- Born: 1910 Berlin, Germany
- Died: 1991 (aged 80–81) Frankfurt am Main, Germany
- Occupation: Publishing
- Notable work: Reisners in America, Author

= Hermann E. Reisner =

Hermann Eduard Reisner (1910 in Berlin – 2002 in Frankfurt am Main) was a German publisher and author of economic manuals, Guidebooks and Hardcover publications.

== Life and publishing activity ==
Reisner was born in Berlin in 1910, in 1929 he co-founded of the German export magazine "Übersee-Post". After World War II he moved from Berlin to Nuremberg and later to Frankfurt am Main, where he founded the "Made in Europe" publishing house (in 1954).

In the time of the German "Wirtschaftswunder" (the post-war "economic miracle"), Hermann E. Reisner became known as an editor and author of economic literature, magazines and practice-oriented export publications. In the early 1950s and 1960s he travelled to the US and published "business advises" for German entrepreneurs on trade issues, U.S. product, U.S. industry and how to deal with local authorities.
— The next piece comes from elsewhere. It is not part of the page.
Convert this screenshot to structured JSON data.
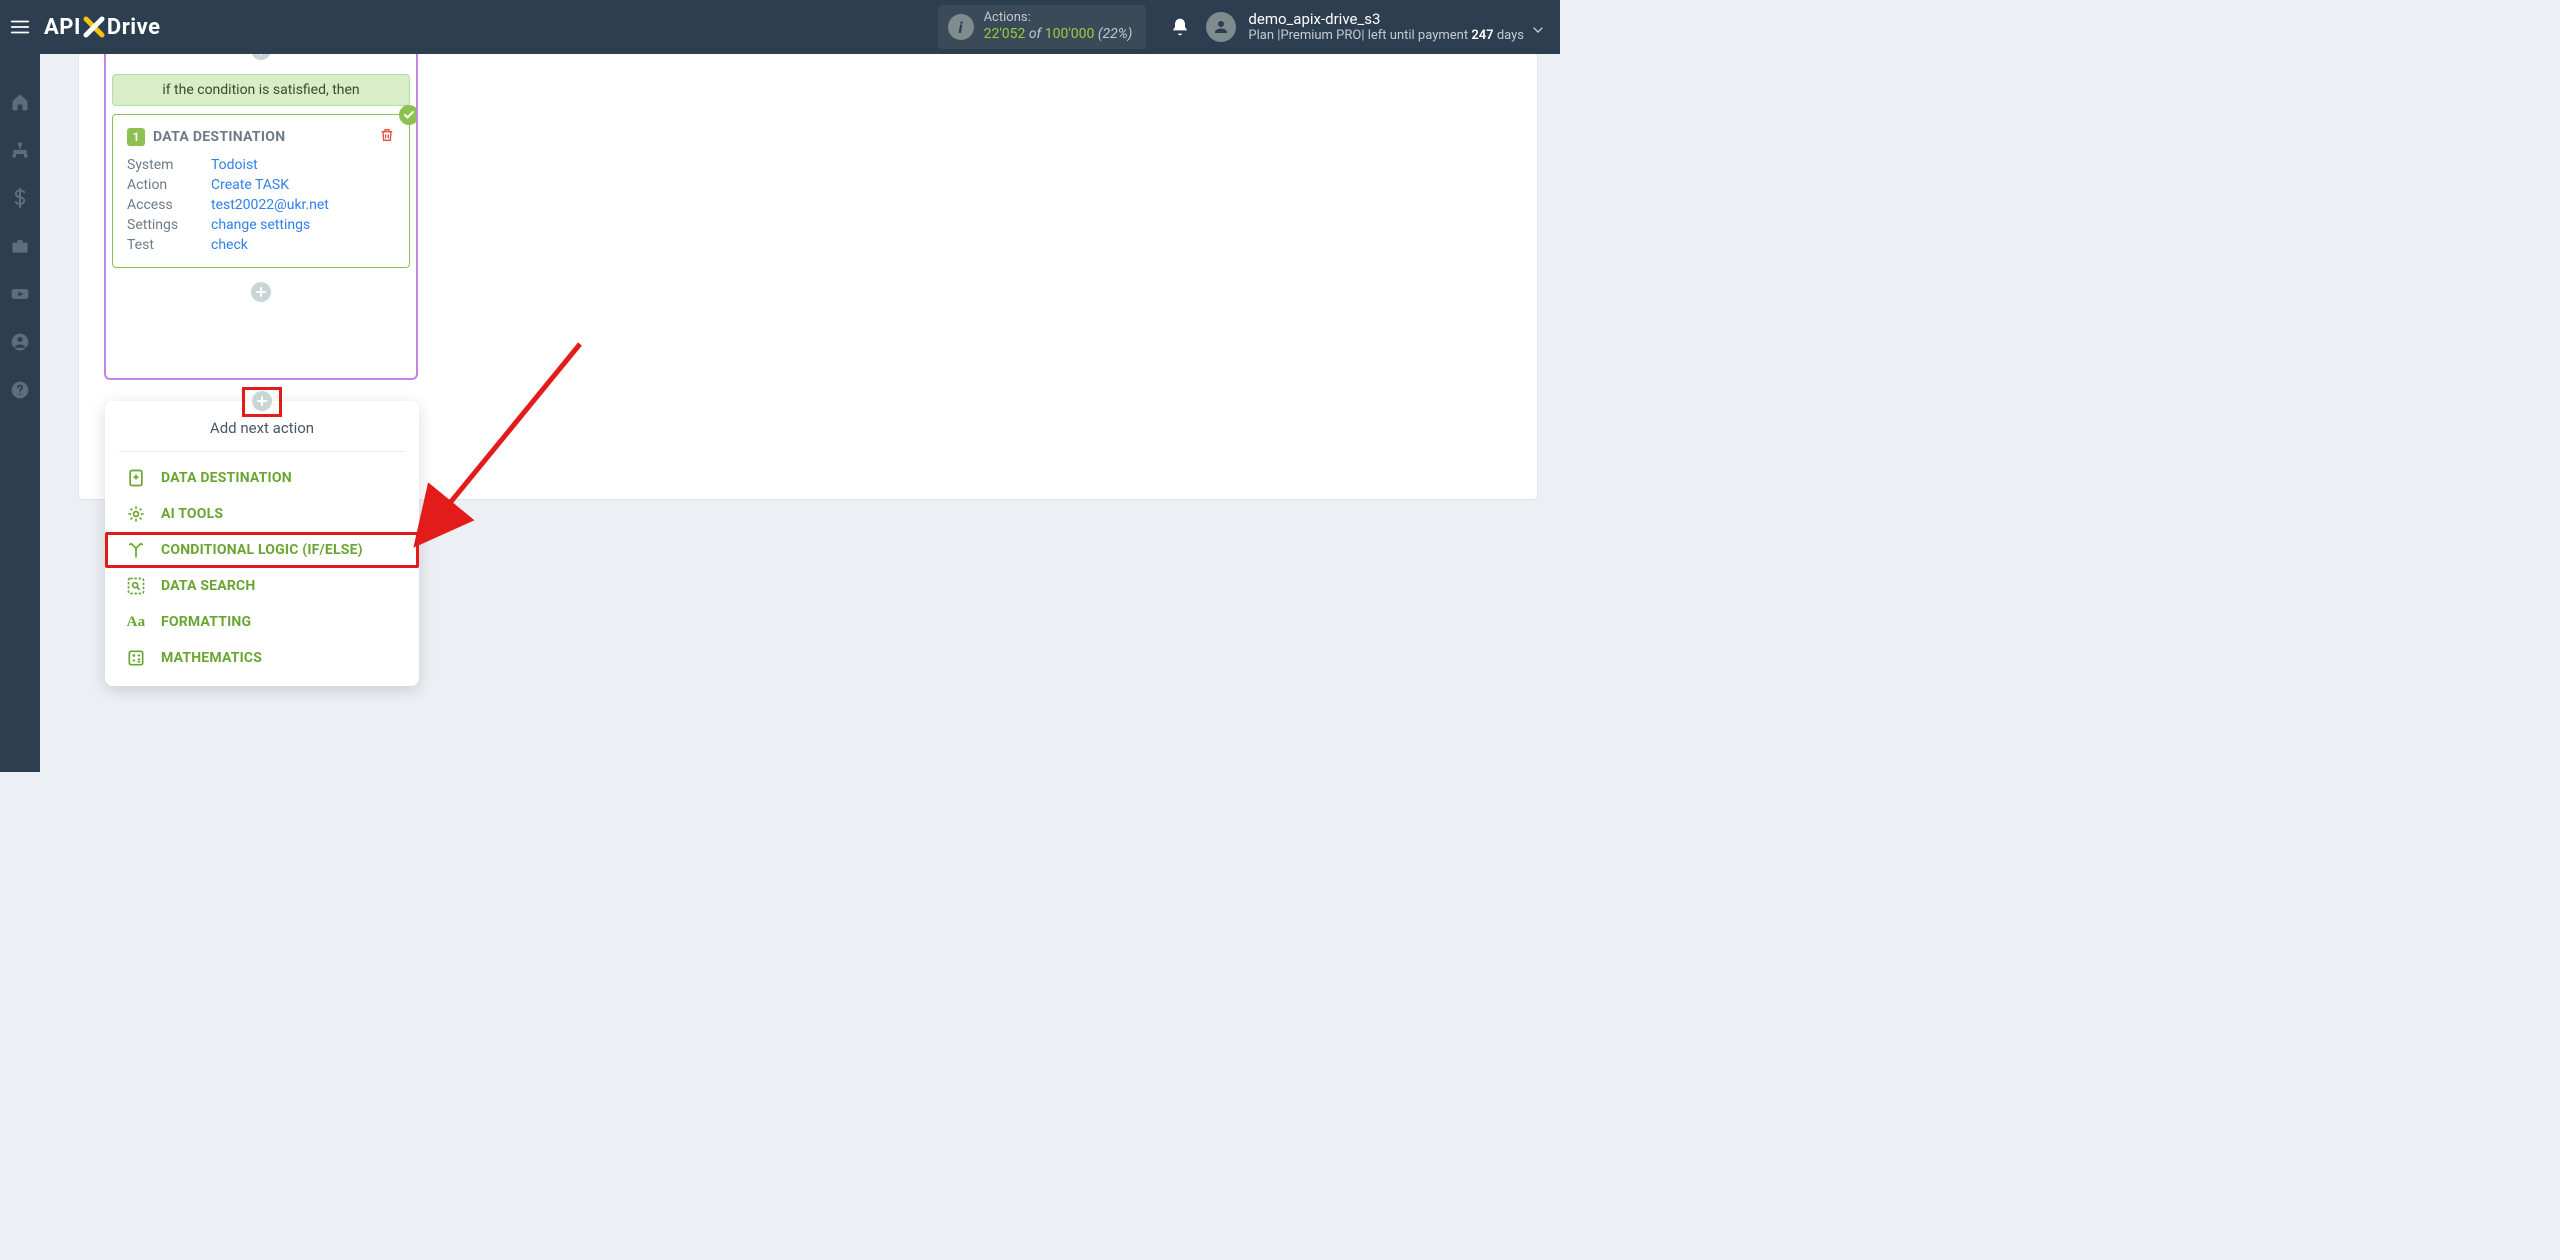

His publications became major cross-cultural guidelines of international business for German entrepreneurs when dealing with trade partners around the globe.

== Publishing program (extract) ==
- 1929 overseas post office
- 1951 From Habana to La Paz by Pablo L. Harms
- 1950 My field is the world of Walter Winkler
- 1951 Testing Machines by H. Mintrop
- 1954 Made in Europe, various export magazines
- 1963 The writing and computing machine manufacture of Herbert Morgenbesser

== Author (extract) ==
- 1950 Dollar Drive
- 1952 Reisners in America
- 1964 Reisners in Africa
- 1965 Reisners in Australasia
- 1965 Reisner in V. R. China
- 1969 Reisners in South America

== Awards ==
Herman E. Reisner was recipient of the German Order of Merit.